Using a product to its full potential is how Ana builds her menus. In this mountain region, nothing is sown before May 1st when the threat of snow is finally over. By June, it is hot and humid. The farmers will then move their cattle into fresh pasture where they make cheese. Ana’s food is heavily influenced by the seasons and is flavoured by the wild; from summer flowers and pollen to garden vegetables from her backyard plot. In fact, more than 90% of the Hiša Franko menu uses garden ingredients, pushing Ana to the fore of the Slovenian culinary movement in which she is almost solely responsible for elevating the country as a gastronomic destination. “We have the Alps, Mediterranean and the lowlands,” says Ana. “Some of the most beautiful and unique ingredients come from my backyard, so why not use it! If you take all of that away from me, you take away my expression, my voice”. The creation of a purely cheese and vegetable offering to diners, however, is a brave one.

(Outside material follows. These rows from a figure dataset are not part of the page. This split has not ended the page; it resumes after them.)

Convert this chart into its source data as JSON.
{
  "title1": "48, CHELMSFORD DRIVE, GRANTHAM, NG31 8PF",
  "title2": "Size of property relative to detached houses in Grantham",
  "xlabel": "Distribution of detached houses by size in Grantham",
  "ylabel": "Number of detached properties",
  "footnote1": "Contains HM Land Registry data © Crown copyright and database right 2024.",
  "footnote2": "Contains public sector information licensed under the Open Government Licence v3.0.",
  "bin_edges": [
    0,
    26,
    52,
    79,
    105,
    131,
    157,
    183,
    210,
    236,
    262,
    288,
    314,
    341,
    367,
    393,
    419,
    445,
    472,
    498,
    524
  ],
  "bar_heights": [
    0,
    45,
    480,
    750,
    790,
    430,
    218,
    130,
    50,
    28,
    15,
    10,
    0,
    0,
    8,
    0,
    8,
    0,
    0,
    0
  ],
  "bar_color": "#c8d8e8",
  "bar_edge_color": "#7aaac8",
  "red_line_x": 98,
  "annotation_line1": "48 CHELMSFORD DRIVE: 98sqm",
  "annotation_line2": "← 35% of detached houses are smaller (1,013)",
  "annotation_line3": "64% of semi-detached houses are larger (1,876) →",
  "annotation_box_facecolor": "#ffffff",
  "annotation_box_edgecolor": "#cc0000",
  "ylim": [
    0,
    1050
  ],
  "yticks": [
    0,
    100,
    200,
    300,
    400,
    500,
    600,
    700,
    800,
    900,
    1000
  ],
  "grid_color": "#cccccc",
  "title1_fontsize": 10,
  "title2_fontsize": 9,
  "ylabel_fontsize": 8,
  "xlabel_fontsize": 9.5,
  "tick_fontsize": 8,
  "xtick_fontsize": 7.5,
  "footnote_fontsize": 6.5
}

That said, she also produces fermented cheese lollipops. It’s fair to say that those who know Ana, know that she’s not a person to shy away from a challenge. Moving to a solely cheese and vegetable menu could be her biggest challenge. But name a great chef who never took a risk. I’ll wait… “Creativity is finding your way out,” said Ferran Adrià. For Ana, she has all of the tools of her trade around her. Cheese is a high value product in Slovenia and along with her neighbours and local farmers, she and Walter have their own stock too! Indeed, you could say that Hiša Franko is built on cheese, a castle of dairy, a restavracija of deliciousness. It seems only right that the menu pushes and promotes homespun cheese. When it’s this damn good, why keep it for yourself?